Fandom’s about not being alone anymore. Maybe you started as a fan-inna-box, two hundred miles from the nearest con and farther still to the nearest fan, but you came here to find friends, and to share your squee, and to create things together, and to say, “I was here, and I loved this thing, and these are the people who will remember me.” Maybe they’ll remember you for that fanfic where you had all the characters doing a kickline, and maybe they’ll remember that filk you did to “The Wreck of the Edmund Fitzgerald,” and maybe they’ll recall with a smile the weird in-depth meta you did on the time-travel episode, and maybe they’ll remember the vid you did of the dancing penguins, but mostly, the good friends will remember the other things you did and talked about, your pets and your family and that trip you dreamed of and that crazy prank you pulled on your boss and that time you dyed your hair blue. Even if you never met in the real world, the way the mundanes would say you define a friend, they’ll remember.

This dovetails with some of the reasons I love conventions:

Those of us who will cram thirteen of our friends into a hotel room for a weekend to geek out together have a place to go where not only will we not be laughed at for dressing up but encouraged to do it (except the furries; those weirdos are on their own.) We can invade a hotel for a weekend, pretend it’s like the cereal convention in Sandman, and recover enough hit points to survive our real lives until the next one.

I’ve already got a couple of cons on the schedule for 2009: Phoenix Comicon and Penguicon. I’m sure more will be added, and even though I don’t know what they are, I can tell you with complete honesty that I’m already looking forward to them all.

4 December, 2008 Wil 63 Comments

happiest days sells out – thank you!

We’ve just taken down the ordering page for the Happiest Days of Our Lives at Monolith Press, because the entire second printing is now sold out.
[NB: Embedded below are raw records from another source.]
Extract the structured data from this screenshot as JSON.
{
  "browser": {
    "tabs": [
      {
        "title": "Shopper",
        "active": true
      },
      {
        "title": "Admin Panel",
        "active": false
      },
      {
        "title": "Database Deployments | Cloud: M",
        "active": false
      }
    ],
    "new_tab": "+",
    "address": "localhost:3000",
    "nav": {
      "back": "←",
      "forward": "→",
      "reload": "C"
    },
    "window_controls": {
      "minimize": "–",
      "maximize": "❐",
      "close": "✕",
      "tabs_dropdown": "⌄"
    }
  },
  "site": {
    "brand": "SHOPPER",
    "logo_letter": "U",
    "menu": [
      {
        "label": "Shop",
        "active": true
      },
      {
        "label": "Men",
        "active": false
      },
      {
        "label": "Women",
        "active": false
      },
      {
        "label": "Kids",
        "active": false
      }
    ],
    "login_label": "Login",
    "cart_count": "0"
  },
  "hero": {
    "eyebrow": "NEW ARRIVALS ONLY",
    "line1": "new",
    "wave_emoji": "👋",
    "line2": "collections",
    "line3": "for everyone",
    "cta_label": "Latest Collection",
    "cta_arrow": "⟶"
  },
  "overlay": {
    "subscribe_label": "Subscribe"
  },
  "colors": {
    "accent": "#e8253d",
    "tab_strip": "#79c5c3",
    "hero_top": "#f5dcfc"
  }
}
It’s unlikely that I’ll do another Monolith Press printing in the near future, because Subterranean Press will have the special edition in just a few months.

Before I get back to work, I want to thank all of you who have made this moment – the end of one journey and the beginning of another – possible. I’ve been able to sell through two printings of my book entirely via word of mouth, and that’s just un-fucking-believable to me. From the people who told me way back in 2001 to hurry up and write a book, to the people who bought that book, to everyone who bought Happiest Days, to the 300 (holla!) and especially to everyone who told friends and family and helped get my work in front of new readers . . . none of this would be possible without you, and you all have my gratitude.

Once these final orders are processed and shipped, the serious work will begin on the next big Monolith Press project, something super awesome that I’m not quite ready to announce, but I hope will be worth the wait. Feel free to speculate in comments, because that’s always fun.